VastFrame.all(columns: Annotated[str | list[str], 'STRING representing one column or a list of columns'], **agg_kwargs) TableSample

Applies the BOOL_AND aggregation method to the VastFrame. BOOL_AND, or Boolean AND, evaluates whether all the conditions within a set of Boolean values are true. This is useful when you need to ascertain if every condition holds. It is particularly handy when working with binary data or to ensure that all specified conditions are met within the dataset.

Parameters:
  • columns (SQLColumns, optional) – List of the VastColumns names. If empty, all VastColumns are used.

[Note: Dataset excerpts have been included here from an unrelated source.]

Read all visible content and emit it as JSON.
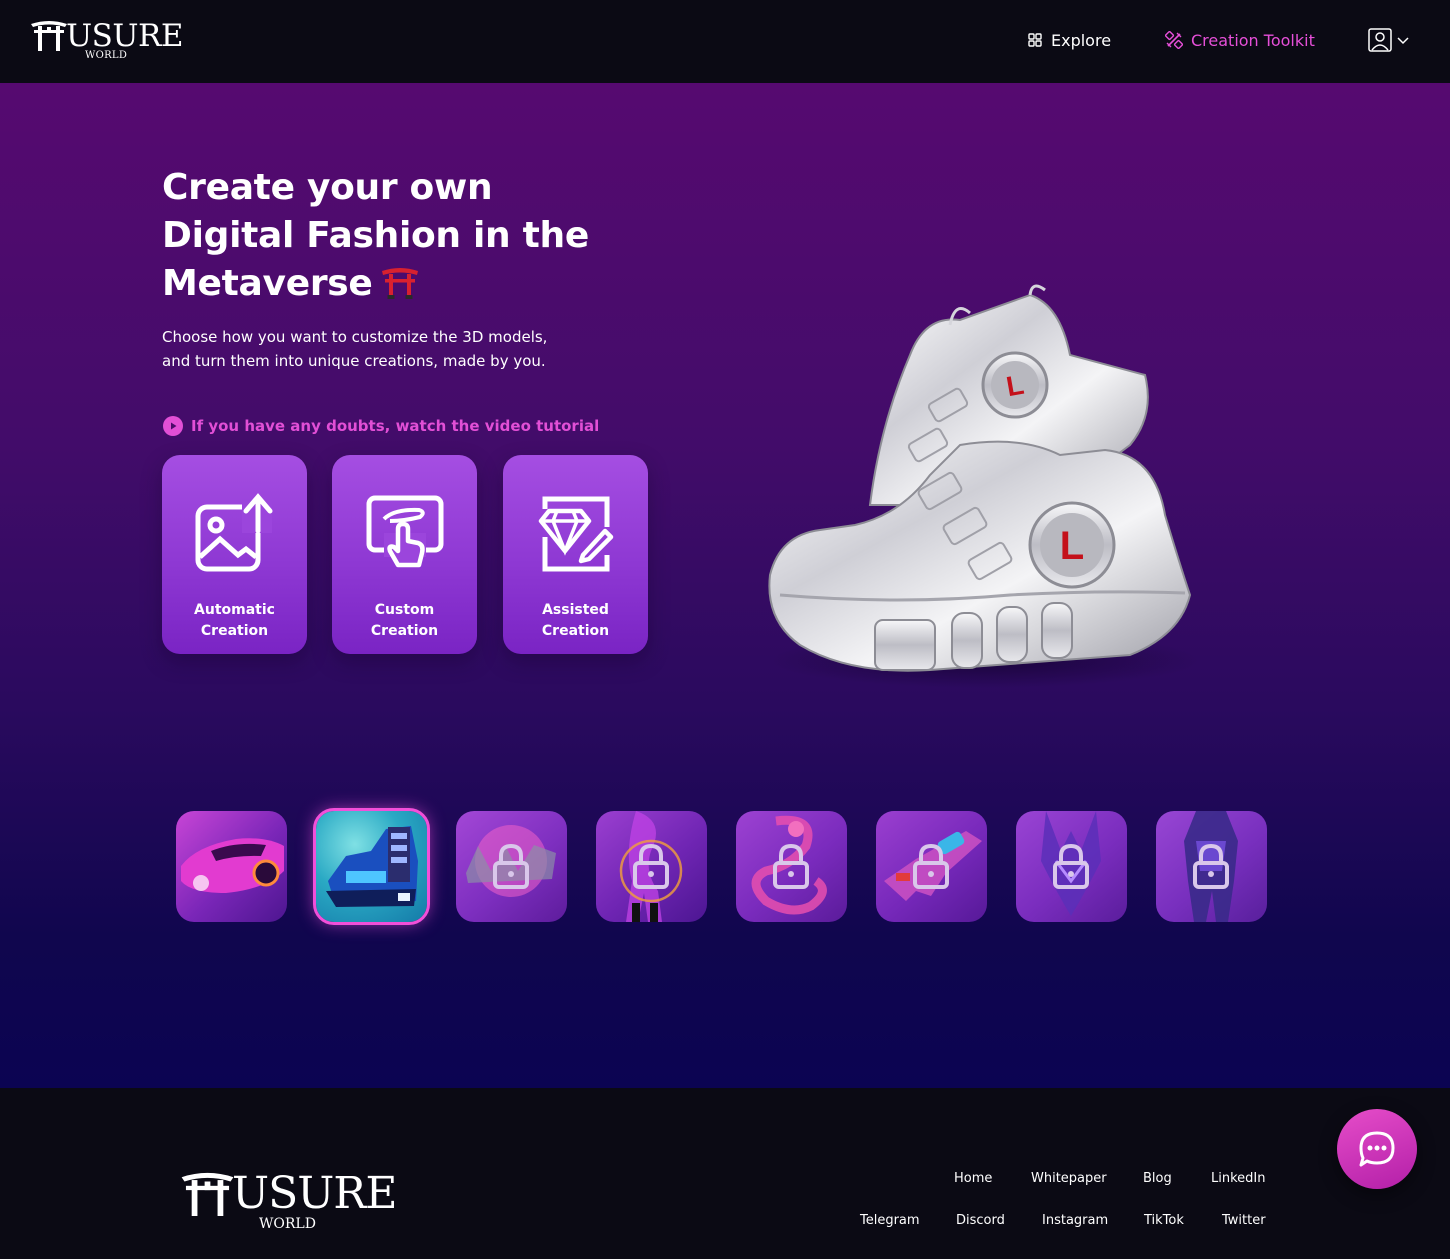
{
  "header": {
    "logo_text": "USURE",
    "logo_sub": "WORLD",
    "nav": {
      "explore_label": "Explore",
      "toolkit_label": "Creation Toolkit"
    }
  },
  "hero": {
    "headline_lines": [
      "Create your own",
      "Digital Fashion in the",
      "Metaverse"
    ],
    "description": "Choose how you want to customize the 3D models, and turn them into unique creations, made by you.",
    "tutorial_link": "If you have any doubts, watch the video tutorial",
    "cards": [
      {
        "line1": "Automatic",
        "line2": "Creation"
      },
      {
        "line1": "Custom",
        "line2": "Creation"
      },
      {
        "line1": "Assisted",
        "line2": "Creation"
      }
    ],
    "shoe_letter": "L"
  },
  "footer": {
    "logo_text": "USURE",
    "logo_sub": "WORLD",
    "links_row1": [
      "Home",
      "Whitepaper",
      "Blog",
      "LinkedIn"
    ],
    "links_row2": [
      "Telegram",
      "Discord",
      "Instagram",
      "TikTok",
      "Twitter"
    ]
  },
  "colors": {
    "accent": "#e24fd6",
    "card": "#9b45dc",
    "header_bg": "#0b0a14"
  }
}
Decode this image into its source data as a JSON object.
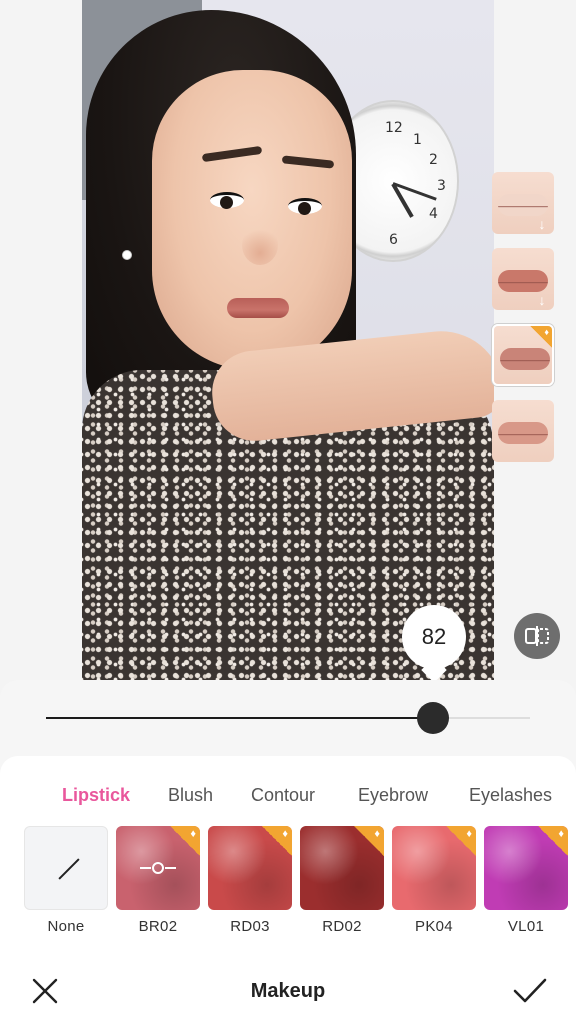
{
  "slider": {
    "value": "82",
    "fraction": 0.8
  },
  "tabs": [
    {
      "label": "Lipstick",
      "active": true
    },
    {
      "label": "Blush",
      "active": false
    },
    {
      "label": "Contour",
      "active": false
    },
    {
      "label": "Eyebrow",
      "active": false
    },
    {
      "label": "Eyelashes",
      "active": false
    }
  ],
  "swatches": [
    {
      "label": "None",
      "color": "#f3f4f6",
      "premium": false
    },
    {
      "label": "BR02",
      "color": "#c9626e",
      "premium": true,
      "selected": true
    },
    {
      "label": "RD03",
      "color": "#c94a4a",
      "premium": true
    },
    {
      "label": "RD02",
      "color": "#9b2e2e",
      "premium": true
    },
    {
      "label": "PK04",
      "color": "#e86a6e",
      "premium": true
    },
    {
      "label": "VL01",
      "color": "#c03cb4",
      "premium": true
    }
  ],
  "presets": [
    {
      "name": "preset-lip-1",
      "lip_color": "#f1d6c9",
      "download": true,
      "premium": false
    },
    {
      "name": "preset-lip-2",
      "lip_color": "#c9786a",
      "download": true,
      "premium": false
    },
    {
      "name": "preset-lip-3",
      "lip_color": "#c98478",
      "download": false,
      "premium": true,
      "selected": true
    },
    {
      "name": "preset-lip-4",
      "lip_color": "#d89888",
      "download": false,
      "premium": false
    }
  ],
  "footer": {
    "title": "Makeup"
  },
  "colors": {
    "accent": "#e9579c",
    "premium_badge": "#f2a531"
  }
}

  • **agg_kwargs – Any optional parameter to pass to the Aggregate function.

Returns:

result.

Return type:

TableSample

Examples

For this example, we will use the following dataset:

import vastorbit as vo

data = vo.VastFrame(
    {
        "x": [True, False, False],
        "y": [False, False, False],
        "z": [True, True, True],
    }
)

Now, let’s use the all aggregator for specific columns.

data.all(
    columns = ["x", "y", "z"],
)
bool_and
"x"
"y"
"z"
Rows: 1-3 | Columns: 2

Note

All the calculations are pushed to the database.

Hint

For more precise control, please refer to the aggregate method.

See also

VastFrame.any() : Boolean OR Aggregation.